Not everyone who shows dogs is a “people person.” In fact, many dog show exhibitors are happiest spending time with their animal companions, and interact with people only when absolutley necessary. For the introverted exhibitor, dog shows can provide a “safe space” where human interaction is mitigated by the presence of a trusted canine companion. In the company of an owner-handled dog, the show ring can seem like nirvana. And when your dog is the only entry in its breed, the experience is simply the two of you visiting with a judge who probably traveled a long way to meet you. Allow the moment to reveal a quiet confidence that you didn’t know you possessed.


Low Entries/High Expectations

Of course, owner handlers of a low entry breed get more ring-time than do exhibitors of the more popular breeds. For every Australian Shepherd or Boxer that makes it into the Group ring, there are dozens more that are resting back at the set-up with their handlers, hoping for a better outcome tomorrow. For exhibitors who find themselves in the Group ring by default, the opportunity to grow—if not win—abounds. Just being in the ring with yesterday’s Best in Show winner (or last year’s Westminster winner) provides an unparalleled chance to watch and learn from the best. (Just imagine yourself on the field with Tom Brady or on the mat with Simone Biles!) Being in close proximity to the sport’s best is an experience without equal. So, use your dog’s low entry status to expect more from yourself by “rubbing shoulders” with the greats.

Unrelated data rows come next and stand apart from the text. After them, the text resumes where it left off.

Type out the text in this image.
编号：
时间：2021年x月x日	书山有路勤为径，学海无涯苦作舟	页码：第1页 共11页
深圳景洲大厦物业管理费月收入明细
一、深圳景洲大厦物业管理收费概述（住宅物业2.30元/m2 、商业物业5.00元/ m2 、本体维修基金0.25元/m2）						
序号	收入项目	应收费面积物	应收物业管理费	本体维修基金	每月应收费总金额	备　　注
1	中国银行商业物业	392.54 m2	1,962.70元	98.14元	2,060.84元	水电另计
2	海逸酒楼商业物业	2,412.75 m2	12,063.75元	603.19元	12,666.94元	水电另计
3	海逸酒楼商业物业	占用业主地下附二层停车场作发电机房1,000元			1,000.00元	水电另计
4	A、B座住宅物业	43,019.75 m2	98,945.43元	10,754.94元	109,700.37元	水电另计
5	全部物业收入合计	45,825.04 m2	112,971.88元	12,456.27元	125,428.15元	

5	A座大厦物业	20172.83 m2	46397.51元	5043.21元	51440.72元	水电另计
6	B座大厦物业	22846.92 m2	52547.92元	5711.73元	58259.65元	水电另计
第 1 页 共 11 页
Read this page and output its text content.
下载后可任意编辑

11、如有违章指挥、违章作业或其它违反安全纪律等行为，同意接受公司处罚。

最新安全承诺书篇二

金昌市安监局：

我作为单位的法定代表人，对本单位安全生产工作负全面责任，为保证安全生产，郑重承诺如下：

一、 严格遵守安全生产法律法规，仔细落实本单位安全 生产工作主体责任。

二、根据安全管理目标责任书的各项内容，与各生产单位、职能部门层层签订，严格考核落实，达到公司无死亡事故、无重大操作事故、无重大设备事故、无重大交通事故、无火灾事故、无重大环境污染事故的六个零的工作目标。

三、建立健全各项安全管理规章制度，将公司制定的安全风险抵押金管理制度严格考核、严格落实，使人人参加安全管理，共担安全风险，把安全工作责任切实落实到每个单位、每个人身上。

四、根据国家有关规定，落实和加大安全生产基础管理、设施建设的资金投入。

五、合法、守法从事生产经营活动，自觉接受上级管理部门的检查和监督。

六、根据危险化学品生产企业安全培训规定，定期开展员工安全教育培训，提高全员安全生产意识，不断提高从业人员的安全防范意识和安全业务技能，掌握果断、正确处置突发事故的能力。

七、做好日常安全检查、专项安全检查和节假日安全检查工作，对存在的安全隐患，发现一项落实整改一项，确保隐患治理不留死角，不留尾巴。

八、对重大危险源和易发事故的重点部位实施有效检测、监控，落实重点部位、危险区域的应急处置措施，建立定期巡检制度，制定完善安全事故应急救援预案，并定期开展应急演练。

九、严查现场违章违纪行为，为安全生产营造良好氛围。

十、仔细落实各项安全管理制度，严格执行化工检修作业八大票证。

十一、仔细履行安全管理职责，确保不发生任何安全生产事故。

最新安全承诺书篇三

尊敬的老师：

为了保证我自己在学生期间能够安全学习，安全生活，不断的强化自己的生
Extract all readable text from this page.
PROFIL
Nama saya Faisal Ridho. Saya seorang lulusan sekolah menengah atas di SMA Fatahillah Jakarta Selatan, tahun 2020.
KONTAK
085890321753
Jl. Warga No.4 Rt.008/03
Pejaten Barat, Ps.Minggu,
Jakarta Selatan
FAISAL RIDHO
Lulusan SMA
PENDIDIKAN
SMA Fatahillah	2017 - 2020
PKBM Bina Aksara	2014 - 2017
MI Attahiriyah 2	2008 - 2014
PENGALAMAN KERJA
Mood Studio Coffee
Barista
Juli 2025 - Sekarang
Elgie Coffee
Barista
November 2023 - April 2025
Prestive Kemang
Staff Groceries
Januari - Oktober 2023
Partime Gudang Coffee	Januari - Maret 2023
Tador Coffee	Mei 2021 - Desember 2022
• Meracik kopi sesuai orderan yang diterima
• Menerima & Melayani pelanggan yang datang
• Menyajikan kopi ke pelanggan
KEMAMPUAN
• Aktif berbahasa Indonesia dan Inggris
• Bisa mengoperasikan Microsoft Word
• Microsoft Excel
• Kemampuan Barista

Low entries certainly provide challenges for the AKC and show-giving clubs, as well as for exhibitors, but they also provide opportunities for personal growth and breed awareness that are unmatched in the sport. As an exhibitor of a low entry breed, take the time to educate other fanciers about your breed by presenting your dog in a manner that gets everyone’s attention. Eventually, you and your dog will get noticed by virtue of your dedicated efforts and your dog’s breed-specific qualities. It’s your job to level the playing field… nobody’s going to do it for you. So, take advantage of your circumstances. Measure progress in increments that are unique to you and your dog. The “big win” will surely come, but it will follow many, many smaller victories.